Introduction

Teeth are crucial for animal survival, and the preservation of their function is important in natural selection.1 Molar enamel thickness has been utilized to study relationships among primates and hominoids and has been considered an important factor in the adaptation of the dentition to specific diets.2 Measurements of enamel thickness in primates and hominoids have shown that thinner enamel is associated with a diet that is primarily foliage or fruits and thicker enamel is associated with a diet of harder objects, such as seeds and grains, that require crushing and grinding.3, 4 Among related forms of primates, those consuming softer foods have thinner enamel than those that eat harder foods.5 Evidence of positive selection has been found in ENAM along the lineage leading to chimpanzees,6 and thicker enamel is the ancestral condition of the great apes.4

Data on human teeth from as far back as the genus Homo for the genus Homo in Africa, ~2.5 million years ago, reveal changes in enamel thickness, possibly due to dietary change.4, 7 Cultural changes might have led to a more recent, rapid adaptation in the human genome as diet changed from hard objects, such as seeds and nuts, to include domesticated animals and plants; in addition, the development of cooking enabled increased intake of high-calorie, nutrient-dense foods.8 As the diet of early humans changed from harder objects to meat and cooked foods, thinner enamel might have been advantageous in maintaining sharp enamel crests, which are better for shearing, versus thicker enamel, which promotes resistance to grinding,9 or perhaps there was less selective pressure to maintain thicker enamel.

The enamelin (ENAM) gene encodes an enamel matrix protein that is essential to the formation of tooth enamel. It is located on chromosome 4:71859495-71877517, reference sequence NM_031889 (UCSC Genome Browser March 2006 Assembly).10 Enamelin is the largest enamel protein, a 1142 amino acid secretory protein with a 39 amino acid signal peptide.11 During enamel formation, the protein is found among the developing crystallites in the rod and interrod enamel. The physical properties of enamel depend on the expression of ENAM along with the amelogenin and ameloblastin genes. Although the exact function of enamelin is not well understood, it is thought to contribute to the elongation of crystals in the developing enamel.12 Enamel crystals form perpendicularly to the outer surface of the tooth, consistent with a contribution of the ENAM protein to thicker enamel.

ENAM in humans was found to be subject to possible (P=0.053) positive selection using an outlier approach in a genome-wide scan of European Americans.13 Further exploration of the target led to the identification of a non-synonymous derived allele (SNP C14625T, rs7671281) that might be correlated with adaptive evolution in humans.
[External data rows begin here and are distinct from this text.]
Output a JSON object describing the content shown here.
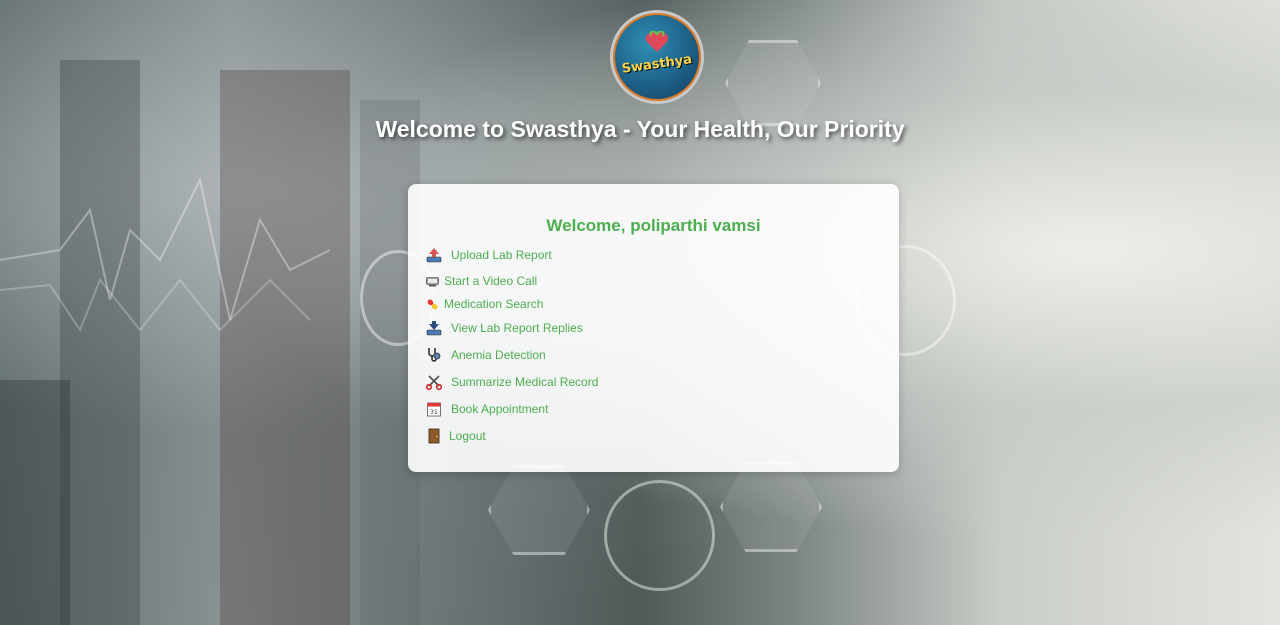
{
  "brand": {
    "logo_text": "Swasthya",
    "headline": "Welcome to Swasthya - Your Health, Our Priority"
  },
  "card": {
    "greeting": "Welcome, poliparthi vamsi",
    "menu": [
      {
        "label": "Upload Lab Report",
        "icon": "upload-icon"
      },
      {
        "label": "Start a Video Call",
        "icon": "video-call-icon"
      },
      {
        "label": "Medication Search",
        "icon": "pill-icon"
      },
      {
        "label": "View Lab Report Replies",
        "icon": "inbox-tray-icon"
      },
      {
        "label": "Anemia Detection",
        "icon": "stethoscope-icon"
      },
      {
        "label": "Summarize Medical Record",
        "icon": "scissors-icon"
      },
      {
        "label": "Book Appointment",
        "icon": "calendar-icon"
      },
      {
        "label": "Logout",
        "icon": "door-icon"
      }
    ]
  },
  "colors": {
    "accent": "#4caf50",
    "card_bg": "#ffffff",
    "headline": "#ffffff"
  }
}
This allele occurs at a frequency of 26.9% in a sub-Saharan African population and is nearly fixed in non-African populations at a frequency of 96.5%.10 The SNP changes the amino acid 648 from threonine to isoleucine, changing a polar side-chain to a non-polar side-chain. It is unclear how this change affects the three-dimensional structure of the protein, but it is thought to potentially affect protein function. American blacks have been shown to have larger-diameter permanent teeth than American whites.14 In addition, enamel thickness varies between American blacks and American whites in the primary dentition, even when controlled for tooth size.14, 15 We hypothesized that the non-synonymous SNP accounts for these differences.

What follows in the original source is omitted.